Brett McKay: Welcome to another edition of the Art of Manliness podcast. Surveys show that adult men are suffering a friendship crisis. Most adult men don’t have a single friend they could turn to in a time of need and many sociologists suggest this dearth of male friendship is one of the contributing factors in increased mental disorders and suicide rates among men. But close male friends don’t just keep you from suffering a mental or emotional breakdown, they’re also vital in shaping you into a better man. That’s the argument my guest today Stephen Mansfield makes in his latest book Building Your Band of Brothers.

Today on the show, Steve and I discuss the bleak statistics on male friendship, the myth of the lone alpha male, and why making friends in adulthood is so hard for men today. We then discuss what he means by a band of brothers, why men’s accountability groups usually fail, and how a close-knit group of friends can help make you a better man. We end our discussion by delving into exactly what you need do to develop a band of brothers and what to do when you get together.

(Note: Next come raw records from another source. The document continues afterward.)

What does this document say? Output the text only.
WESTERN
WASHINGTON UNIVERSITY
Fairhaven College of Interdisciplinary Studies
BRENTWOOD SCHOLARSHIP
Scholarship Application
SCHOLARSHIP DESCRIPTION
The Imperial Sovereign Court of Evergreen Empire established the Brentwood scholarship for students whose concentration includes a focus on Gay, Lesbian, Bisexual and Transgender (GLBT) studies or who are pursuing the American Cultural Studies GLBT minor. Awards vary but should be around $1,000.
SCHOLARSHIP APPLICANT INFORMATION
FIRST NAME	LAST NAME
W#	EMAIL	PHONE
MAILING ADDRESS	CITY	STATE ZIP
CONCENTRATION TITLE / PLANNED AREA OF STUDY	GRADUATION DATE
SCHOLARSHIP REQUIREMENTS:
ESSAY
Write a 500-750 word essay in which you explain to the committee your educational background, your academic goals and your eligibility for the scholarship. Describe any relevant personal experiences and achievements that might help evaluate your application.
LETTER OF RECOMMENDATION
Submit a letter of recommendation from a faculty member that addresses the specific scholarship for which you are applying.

If you feel like you’ve been lacking in the friendship department, this episode is for you. You’re going to walk away with some tactics you can put into right away to begin developing your posse of pals.

After the show’s over, make sure to check out the show notes at AOM.is/bandofbrothers for links to resources where you can delve deeper into this topic.

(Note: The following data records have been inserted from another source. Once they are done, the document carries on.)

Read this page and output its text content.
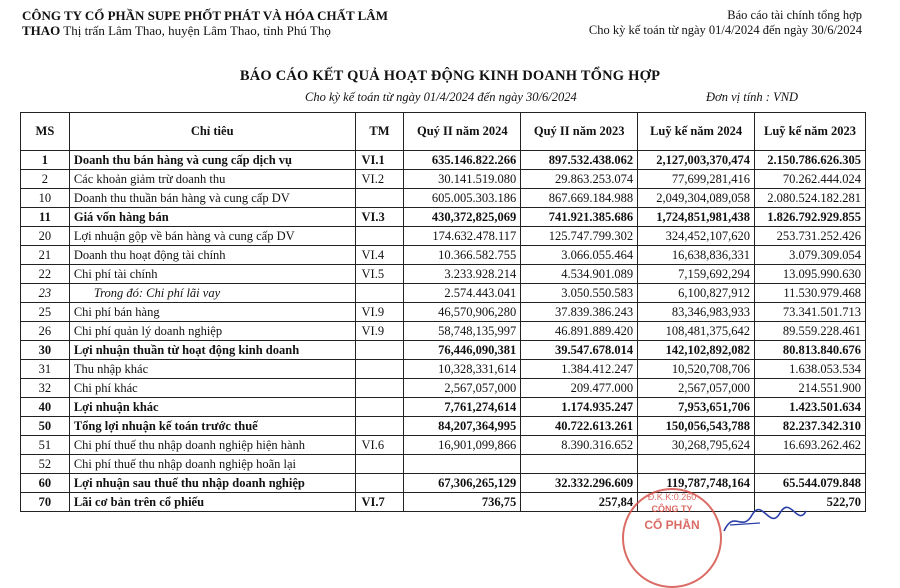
CÔNG TY CỔ PHẦN SUPE PHỐT PHÁT VÀ HÓA CHẤT LÂM
THAO Thị trấn Lâm Thao, huyện Lâm Thao, tỉnh Phú Thọ
Báo cáo tài chính tổng hợp
Cho kỳ kế toán từ ngày 01/4/2024 đến ngày 30/6/2024
BÁO CÁO KẾT QUẢ HOẠT ĐỘNG KINH DOANH TỔNG HỢP
Cho kỳ kế toán từ ngày 01/4/2024 đến ngày 30/6/2024	Đơn vị tính : VND
MS	Chỉ tiêu	TM	Quý II năm 2024	Quý II năm 2023	Luỹ kế năm 2024	Luỹ kế năm 2023
1	Doanh thu bán hàng và cung cấp dịch vụ	VI.1	635.146.822.266	897.532.438.062	2,127,003,370,474	2.150.786.626.305
2	Các khoản giảm trừ doanh thu	VI.2	30.141.519.080	29.863.253.074	77,699,281,416	70.262.444.024
10	Doanh thu thuần bán hàng và cung cấp DV		605.005.303.186	867.669.184.988	2,049,304,089,058	2.080.524.182.281
11	Giá vốn hàng bán	VI.3	430,372,825,069	741.921.385.686	1,724,851,981,438	1.826.792.929.855
20	Lợi nhuận gộp về bán hàng và cung cấp DV		174.632.478.117	125.747.799.302	324,452,107,620	253.731.252.426
21	Doanh thu hoạt động tài chính	VI.4	10.366.582.755	3.066.055.464	16,638,836,331	3.079.309.054
22	Chi phí tài chính	VI.5	3.233.928.214	4.534.901.089	7,159,692,294	13.095.990.630
23	Trong đó: Chi phí lãi vay		2.574.443.041	3.050.550.583	6,100,827,912	11.530.979.468
25	Chi phí bán hàng	VI.9	46,570,906,280	37.839.386.243	83,346,983,933	73.341.501.713
26	Chi phí quản lý doanh nghiệp	VI.9	58,748,135,997	46.891.889.420	108,481,375,642	89.559.228.461
30	Lợi nhuận thuần từ hoạt động kinh doanh		76,446,090,381	39.547.678.014	142,102,892,082	80.813.840.676
31	Thu nhập khác		10,328,331,614	1.384.412.247	10,520,708,706	1.638.053.534
32	Chi phí khác		2,567,057,000	209.477.000	2,567,057,000	214.551.900
40	Lợi nhuận khác		7,761,274,614	1.174.935.247	7,953,651,706	1.423.501.634
50	Tổng lợi nhuận kế toán trước thuế		84,207,364,995	40.722.613.261	150,056,543,788	82.237.342.310
51	Chi phí thuế thu nhập doanh nghiệp hiện hành	VI.6	16,901,099,866	8.390.316.652	30,268,795,624	16.693.262.462
52	Chi phí thuế thu nhập doanh nghiệp hoãn lại					
60	Lợi nhuận sau thuế thu nhập doanh nghiệp		67,306,265,129	32.332.296.609	119,787,748,164	65.544.079.848
70	Lãi cơ bản trên cổ phiếu	VI.7	736,75	257,84		522,70
Đ.K.K:0.260
CÔNG TY
CỔ PHẦN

Stephen Mansfield, welcome back to the show.

Mansfield: It’s great to be with you again.

Brett McKay: Last time we had you on was a little over a year ago. We talked about your book Mansfield’s Manly Book for Men or Mansfield’s Manly Book of Manliness. It was a lot of Man and Manliness in there. Great conversation, but you’ve got a new book out, Building Your Band of Brothers, which I think picks up where you left off with your first book. Why did you feel it was necessary to write a book on how to develop … I mean, what it is it’s how to develop friends as an adult male. Why do you think that was necessary?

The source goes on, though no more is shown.